Earthquake aid spent elsewhere: report

More than 300 million pounds of aid to help rebuild parts of Pakistan after the 2005 earthquake was diverted.


Afp August 15, 2010

LONDON: More than 300 million pounds of aid to help rebuild parts of Pakistan after the 2005 earthquake was diverted to other projects, a British media report claimed on Saturday. The Daily Telegraph newspaper, citing unnamed senior Pakistani officials, said there were fears that this diversion of funds would put off foreign donors from giving money to help the 20 million people currently affected by heavy floods.  “There is reluctance; people in this country are not giving generously to the flood fund because they are not sure that their money will be spent honestly,” opposition leader Nawaz Sharif told the newspaper.

The Daily Telegraph said more than 300 million pounds of aid for the 2005 earthquake, which killed more than 73,000 people, has yet to be handed over to Pakistan’s Earthquake Reconstruction and Rehabilitation Authority (Erra).   It cited one senior Erra official as saying that they were told in March 2009 that 12 billion Pakistan rupees were being diverted from their budget to other government projects.

“When we have the money, we will pay you,” the unnamed official said that Erra directors had been told. “All the money was given by the western governments, but they said ‘we have so many other problems’.”

In June this year, the Erra staff was again told their budget was being cut from 43 billion rupees for 2010-2011, to just 10 billion, the newspaper said.
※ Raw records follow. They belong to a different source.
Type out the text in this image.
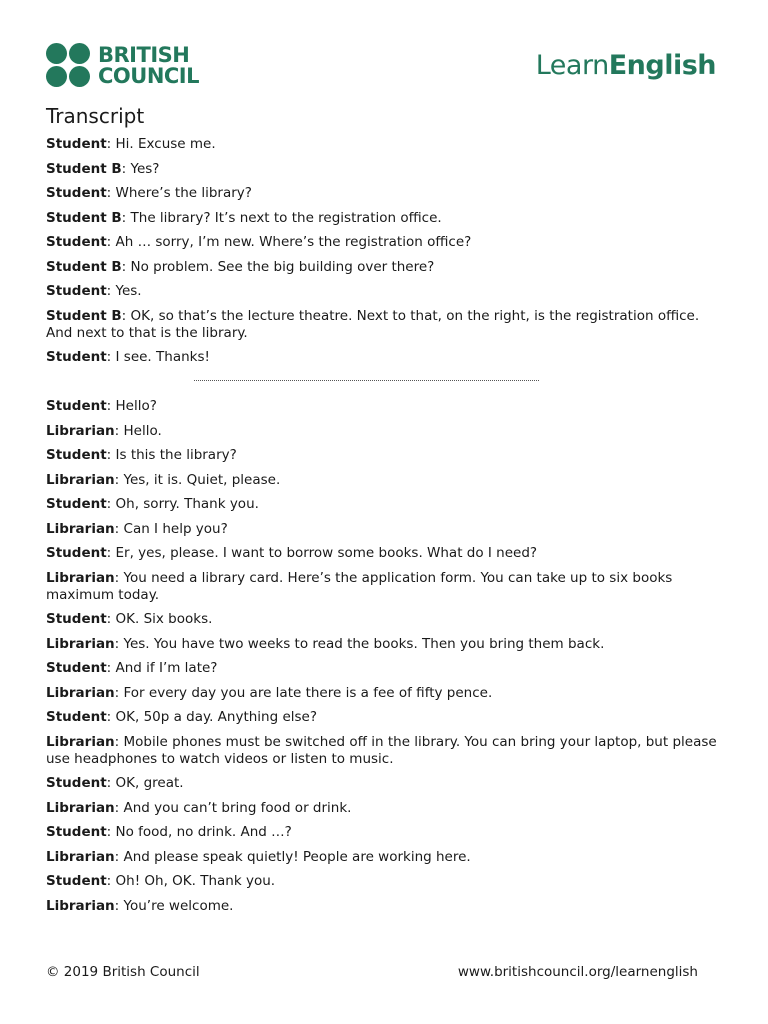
BRITISH
COUNCIL	LearnEnglish
Transcript

Student: Hi. Excuse me.

Student B: Yes?

Student: Where’s the library?

Student B: The library? It’s next to the registration office.

Student: Ah … sorry, I’m new. Where’s the registration office?

Student B: No problem. See the big building over there?

Student: Yes.

Student B: OK, so that’s the lecture theatre. Next to that, on the right, is the registration office. And next to that is the library.

Student: I see. Thanks!

Student: Hello?

Librarian: Hello.

Student: Is this the library?

Librarian: Yes, it is. Quiet, please.

Student: Oh, sorry. Thank you.

Librarian: Can I help you?

Student: Er, yes, please. I want to borrow some books. What do I need?

Librarian: You need a library card. Here’s the application form. You can take up to six books maximum today.

Student: OK. Six books.

Librarian: Yes. You have two weeks to read the books. Then you bring them back.

Student: And if I’m late?

Librarian: For every day you are late there is a fee of fifty pence.

Student: OK, 50p a day. Anything else?

Librarian: Mobile phones must be switched off in the library. You can bring your laptop, but please use headphones to watch videos or listen to music.

Student: OK, great.

Librarian: And you can’t bring food or drink.

Student: No food, no drink. And …?

Librarian: And please speak quietly! People are working here.

Student: Oh! Oh, OK. Thank you.

Librarian: You’re welcome.

© 2019 British Council	www.britishcouncil.org/learnenglish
The paper also said it had visited the town of Balakot where 5,000 people were killed in the earthquake. Despite a promise to rebuild it on a new site, no new roads had been completed nor had the construction of buildings begun.

Pakistan’s finance secretary, Salman Siddiq, denied that any foreign aid funds had been diverted, stating that cuts had not been imposed last year.

Published in The Express Tribune, August 15th, 2010.